But others believe the laws are needed to keep judges from being lenient.

McLean County Judge Ronald Dozier, who started one of the first anti-drunk driving groups in McLean County when he was state's attorney, said lawmakers have filled the DUI code with unnecessary laws, many times in reaction to tragedies in their home districts.

Some of the laws are practical and probably deter drunken driving, Dozier said. Laws that lowered the legal driving limit from 0.10 to 0.08, keep drunken drivers from getting court supervision more than once and upgrade certain DUIs to felonies have helped.

But other laws are repetitive and require specific fines and penalties leaving judges with little or no discretion on how they can sentence a defendant for DUI, Dozier said, adding the Legislature has been micromanaging judges too much in recent years.

Dozier, who served on former Gov. Jim Edgar's committee that recommended the 0.08 alcohol limit for Illinois drivers, said there are so many DUI laws and mandatory punishment ranges now that he's confident some defendants are being sentenced incorrectly.

McLean County State's Attorney William Yoder said, "Anything that's going to make it tougher on DUI offenders I'm in favor of ?| but I think discretion is an important part of our jobs. Not every case fits into the cookie-cutter approach, which is what the Legislature is trying to do now with the DUI codes."

George Heroux, a Springfield attorney and victim advocate for Mothers Against Drunk Driving, helped lawmakers write many of the DUI laws Illinois passed in the last five years. MADD has pushed for tougher sentences because, he said, there's been too much leniency from judges over the years during DUI sentencing. That's why laws for specific offenses and specific penalties go into effect each year, Heroux said.

"I think some judges have to be required to mete out sentences. There are guidelines for a reason, and judges need them too," Heroux said. "Some people need to be put in prison sometimes. Most laws are about deterrence. Making an example of someone is what deterrence is all about."

But the new laws have made Illinois' DUI code convoluted and lawmakers need to consider finding a way to simplify it, Dozier said.

Circuit Judge Donald Bernardi, who was Livingston County State's Attorney from 1982 to 1991, agrees there's too much confusion on how to sentence someone under current laws.

The Institute for Legal and Policy Studies at the University of Illinois at Springfield recently studied the complexity of sentencing someone for DUI. Their findings produced seven sentencing flow charts that fill two volumes about four inches thick.

According to the institute's study, Illinois judges have 340 different sentences - a mixture of prison and jail time, fines, community service - they can give to motorists convicted of DUI.
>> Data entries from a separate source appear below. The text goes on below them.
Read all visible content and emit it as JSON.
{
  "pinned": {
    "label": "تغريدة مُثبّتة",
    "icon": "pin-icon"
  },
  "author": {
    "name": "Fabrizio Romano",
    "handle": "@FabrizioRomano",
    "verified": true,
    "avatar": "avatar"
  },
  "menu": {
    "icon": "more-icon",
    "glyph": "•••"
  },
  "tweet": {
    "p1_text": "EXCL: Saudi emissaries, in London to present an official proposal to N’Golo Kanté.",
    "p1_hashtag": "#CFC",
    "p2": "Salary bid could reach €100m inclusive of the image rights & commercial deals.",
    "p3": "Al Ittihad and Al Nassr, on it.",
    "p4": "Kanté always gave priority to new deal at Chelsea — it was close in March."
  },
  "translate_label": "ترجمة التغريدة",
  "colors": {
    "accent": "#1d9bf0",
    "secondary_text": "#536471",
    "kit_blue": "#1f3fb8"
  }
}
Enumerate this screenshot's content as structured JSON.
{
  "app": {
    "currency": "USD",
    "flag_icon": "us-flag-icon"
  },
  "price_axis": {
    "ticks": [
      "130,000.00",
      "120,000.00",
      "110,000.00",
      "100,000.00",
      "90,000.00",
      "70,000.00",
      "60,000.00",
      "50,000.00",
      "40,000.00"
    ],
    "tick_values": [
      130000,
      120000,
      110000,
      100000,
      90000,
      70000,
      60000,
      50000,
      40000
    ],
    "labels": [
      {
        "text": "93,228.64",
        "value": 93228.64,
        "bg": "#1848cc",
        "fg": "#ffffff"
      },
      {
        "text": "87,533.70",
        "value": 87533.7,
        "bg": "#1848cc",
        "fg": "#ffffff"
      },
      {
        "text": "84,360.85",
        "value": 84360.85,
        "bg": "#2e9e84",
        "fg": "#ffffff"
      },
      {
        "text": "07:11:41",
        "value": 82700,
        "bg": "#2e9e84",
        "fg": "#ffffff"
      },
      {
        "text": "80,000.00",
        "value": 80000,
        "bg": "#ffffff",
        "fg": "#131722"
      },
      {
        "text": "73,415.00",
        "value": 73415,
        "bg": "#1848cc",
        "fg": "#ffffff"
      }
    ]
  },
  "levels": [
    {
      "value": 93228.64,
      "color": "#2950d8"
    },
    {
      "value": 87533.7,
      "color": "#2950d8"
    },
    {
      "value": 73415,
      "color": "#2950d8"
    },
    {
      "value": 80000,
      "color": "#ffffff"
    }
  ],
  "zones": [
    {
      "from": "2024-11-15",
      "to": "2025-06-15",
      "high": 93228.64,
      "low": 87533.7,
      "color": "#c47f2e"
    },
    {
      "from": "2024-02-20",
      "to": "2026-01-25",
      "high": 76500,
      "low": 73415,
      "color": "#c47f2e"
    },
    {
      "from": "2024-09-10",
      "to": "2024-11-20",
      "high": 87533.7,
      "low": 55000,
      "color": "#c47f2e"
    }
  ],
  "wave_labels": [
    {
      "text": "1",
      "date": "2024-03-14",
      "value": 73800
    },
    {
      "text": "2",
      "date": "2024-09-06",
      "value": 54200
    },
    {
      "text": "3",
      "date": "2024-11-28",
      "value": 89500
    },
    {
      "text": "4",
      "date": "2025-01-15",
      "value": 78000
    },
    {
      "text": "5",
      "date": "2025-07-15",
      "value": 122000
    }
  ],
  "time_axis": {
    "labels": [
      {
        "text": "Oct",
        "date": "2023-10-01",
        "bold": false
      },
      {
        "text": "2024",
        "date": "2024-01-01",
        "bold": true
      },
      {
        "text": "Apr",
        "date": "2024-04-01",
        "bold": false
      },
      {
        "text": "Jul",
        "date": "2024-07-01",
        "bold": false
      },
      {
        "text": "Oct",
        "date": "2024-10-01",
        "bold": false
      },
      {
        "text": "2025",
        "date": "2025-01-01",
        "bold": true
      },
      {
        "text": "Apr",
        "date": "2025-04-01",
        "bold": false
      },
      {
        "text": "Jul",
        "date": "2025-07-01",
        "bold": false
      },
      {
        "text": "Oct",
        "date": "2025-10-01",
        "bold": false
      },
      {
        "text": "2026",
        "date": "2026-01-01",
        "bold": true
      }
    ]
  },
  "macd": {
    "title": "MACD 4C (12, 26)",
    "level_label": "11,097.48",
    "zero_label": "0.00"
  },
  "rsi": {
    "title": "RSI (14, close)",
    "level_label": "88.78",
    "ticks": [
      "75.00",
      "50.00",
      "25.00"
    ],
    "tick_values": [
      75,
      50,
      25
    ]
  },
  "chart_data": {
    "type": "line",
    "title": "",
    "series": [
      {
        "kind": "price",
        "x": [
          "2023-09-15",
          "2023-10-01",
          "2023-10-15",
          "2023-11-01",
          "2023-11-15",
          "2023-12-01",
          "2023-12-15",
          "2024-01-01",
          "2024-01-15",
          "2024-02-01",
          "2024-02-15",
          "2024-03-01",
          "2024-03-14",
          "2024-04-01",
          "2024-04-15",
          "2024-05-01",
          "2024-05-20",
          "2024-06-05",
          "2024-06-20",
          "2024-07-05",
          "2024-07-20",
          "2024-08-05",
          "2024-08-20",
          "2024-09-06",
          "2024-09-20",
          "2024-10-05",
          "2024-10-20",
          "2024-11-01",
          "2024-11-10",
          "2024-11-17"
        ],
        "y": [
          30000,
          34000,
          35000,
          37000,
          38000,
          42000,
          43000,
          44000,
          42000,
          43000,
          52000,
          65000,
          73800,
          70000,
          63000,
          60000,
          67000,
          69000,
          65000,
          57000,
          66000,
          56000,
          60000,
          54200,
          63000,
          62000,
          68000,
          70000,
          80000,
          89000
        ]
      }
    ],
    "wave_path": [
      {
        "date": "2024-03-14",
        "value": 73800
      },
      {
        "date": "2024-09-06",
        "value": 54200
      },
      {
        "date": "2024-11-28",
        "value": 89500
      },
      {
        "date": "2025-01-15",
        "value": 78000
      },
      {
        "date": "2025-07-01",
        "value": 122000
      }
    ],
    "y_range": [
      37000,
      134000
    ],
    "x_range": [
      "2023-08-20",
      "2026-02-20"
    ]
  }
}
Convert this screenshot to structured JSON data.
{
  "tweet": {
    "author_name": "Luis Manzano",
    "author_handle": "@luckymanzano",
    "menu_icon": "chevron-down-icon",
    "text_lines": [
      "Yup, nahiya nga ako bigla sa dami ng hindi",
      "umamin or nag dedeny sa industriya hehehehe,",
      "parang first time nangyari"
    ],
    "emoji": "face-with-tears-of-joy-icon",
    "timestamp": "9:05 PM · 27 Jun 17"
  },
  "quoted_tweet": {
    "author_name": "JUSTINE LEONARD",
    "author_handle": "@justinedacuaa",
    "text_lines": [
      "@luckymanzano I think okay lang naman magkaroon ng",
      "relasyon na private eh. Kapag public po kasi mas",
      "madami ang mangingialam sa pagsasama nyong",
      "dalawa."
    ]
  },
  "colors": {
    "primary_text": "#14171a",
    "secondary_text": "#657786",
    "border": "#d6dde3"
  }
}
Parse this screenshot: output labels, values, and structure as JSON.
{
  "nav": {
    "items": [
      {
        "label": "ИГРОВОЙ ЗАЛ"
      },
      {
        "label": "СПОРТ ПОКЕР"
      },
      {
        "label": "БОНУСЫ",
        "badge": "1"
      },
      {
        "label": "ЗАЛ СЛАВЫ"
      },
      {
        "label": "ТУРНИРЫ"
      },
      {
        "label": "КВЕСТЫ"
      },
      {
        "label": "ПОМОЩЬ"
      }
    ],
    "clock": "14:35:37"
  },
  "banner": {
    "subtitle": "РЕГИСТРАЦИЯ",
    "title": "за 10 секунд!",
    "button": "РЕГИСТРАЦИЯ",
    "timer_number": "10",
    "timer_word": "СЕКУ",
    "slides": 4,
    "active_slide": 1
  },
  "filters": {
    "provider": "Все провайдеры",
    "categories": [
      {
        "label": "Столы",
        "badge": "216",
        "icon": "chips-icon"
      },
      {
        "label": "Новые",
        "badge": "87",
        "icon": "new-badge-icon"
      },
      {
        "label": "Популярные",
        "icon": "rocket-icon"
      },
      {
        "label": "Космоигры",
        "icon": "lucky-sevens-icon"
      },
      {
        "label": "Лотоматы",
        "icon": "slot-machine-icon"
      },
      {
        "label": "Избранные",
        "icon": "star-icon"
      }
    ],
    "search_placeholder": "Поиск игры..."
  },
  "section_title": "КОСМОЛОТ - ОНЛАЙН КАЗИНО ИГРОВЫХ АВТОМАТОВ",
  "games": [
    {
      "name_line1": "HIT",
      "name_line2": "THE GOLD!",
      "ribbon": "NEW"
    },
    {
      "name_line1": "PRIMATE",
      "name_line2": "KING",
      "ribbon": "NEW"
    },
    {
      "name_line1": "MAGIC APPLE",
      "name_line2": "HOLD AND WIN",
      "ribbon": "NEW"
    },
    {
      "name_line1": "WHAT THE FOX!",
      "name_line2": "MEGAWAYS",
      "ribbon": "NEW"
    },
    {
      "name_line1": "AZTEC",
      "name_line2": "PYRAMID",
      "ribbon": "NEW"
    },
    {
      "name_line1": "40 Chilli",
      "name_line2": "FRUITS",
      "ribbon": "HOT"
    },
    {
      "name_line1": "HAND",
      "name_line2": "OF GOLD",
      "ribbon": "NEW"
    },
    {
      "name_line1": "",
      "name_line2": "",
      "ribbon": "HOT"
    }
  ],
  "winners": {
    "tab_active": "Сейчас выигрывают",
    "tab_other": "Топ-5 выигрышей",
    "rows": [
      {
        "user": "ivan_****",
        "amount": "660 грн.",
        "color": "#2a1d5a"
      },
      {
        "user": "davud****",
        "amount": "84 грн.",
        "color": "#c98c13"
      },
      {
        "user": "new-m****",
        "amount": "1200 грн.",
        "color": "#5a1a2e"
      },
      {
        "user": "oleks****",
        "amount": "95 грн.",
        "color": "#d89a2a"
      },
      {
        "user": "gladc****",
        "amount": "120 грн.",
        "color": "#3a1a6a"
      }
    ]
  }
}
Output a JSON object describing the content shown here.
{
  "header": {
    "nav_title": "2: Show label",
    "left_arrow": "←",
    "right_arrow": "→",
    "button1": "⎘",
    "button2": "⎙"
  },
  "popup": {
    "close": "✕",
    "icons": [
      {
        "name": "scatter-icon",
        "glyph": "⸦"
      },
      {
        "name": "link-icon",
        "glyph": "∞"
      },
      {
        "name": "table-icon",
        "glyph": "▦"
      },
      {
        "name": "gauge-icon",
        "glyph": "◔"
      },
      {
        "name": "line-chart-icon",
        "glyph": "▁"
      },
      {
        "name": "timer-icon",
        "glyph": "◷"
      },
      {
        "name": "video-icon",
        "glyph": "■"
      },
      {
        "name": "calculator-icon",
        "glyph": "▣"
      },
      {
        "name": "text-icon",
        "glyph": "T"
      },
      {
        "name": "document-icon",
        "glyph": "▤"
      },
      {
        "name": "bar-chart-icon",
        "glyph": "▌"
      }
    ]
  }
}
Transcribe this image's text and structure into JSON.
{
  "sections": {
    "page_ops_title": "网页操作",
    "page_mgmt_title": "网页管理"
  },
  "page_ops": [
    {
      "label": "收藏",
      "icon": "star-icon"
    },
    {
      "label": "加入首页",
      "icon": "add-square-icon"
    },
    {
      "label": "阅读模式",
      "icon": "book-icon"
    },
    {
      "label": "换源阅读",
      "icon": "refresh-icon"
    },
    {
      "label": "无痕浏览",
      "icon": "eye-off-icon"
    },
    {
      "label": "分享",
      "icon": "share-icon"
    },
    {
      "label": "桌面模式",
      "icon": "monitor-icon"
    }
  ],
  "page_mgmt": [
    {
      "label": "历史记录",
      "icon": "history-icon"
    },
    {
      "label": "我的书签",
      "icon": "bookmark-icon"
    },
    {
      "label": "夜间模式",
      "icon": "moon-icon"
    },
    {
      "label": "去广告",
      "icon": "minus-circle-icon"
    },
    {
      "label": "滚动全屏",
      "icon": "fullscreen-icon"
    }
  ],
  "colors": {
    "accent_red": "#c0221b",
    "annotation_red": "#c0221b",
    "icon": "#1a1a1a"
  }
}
To illustrate the difficulties of DUI sentencing, Bernardi has used tape to piece together a flow chart of the possible penalties a judge can give a person convicted of their third DUI. With Dozier holding one end and Bernardi holding the other, the chart measures 13 feet in length.

"I have no quarrel with those 340 penalties. I just wish it were simpler for everyone involved. The complexity is not good for the public," Bernardi said.

"The law is best that's certain and clear. It's a help to the guy drinking at the bar, the defense attorney, prosecutor and the people with MADD to know exactly what the penalties are for driving drunk."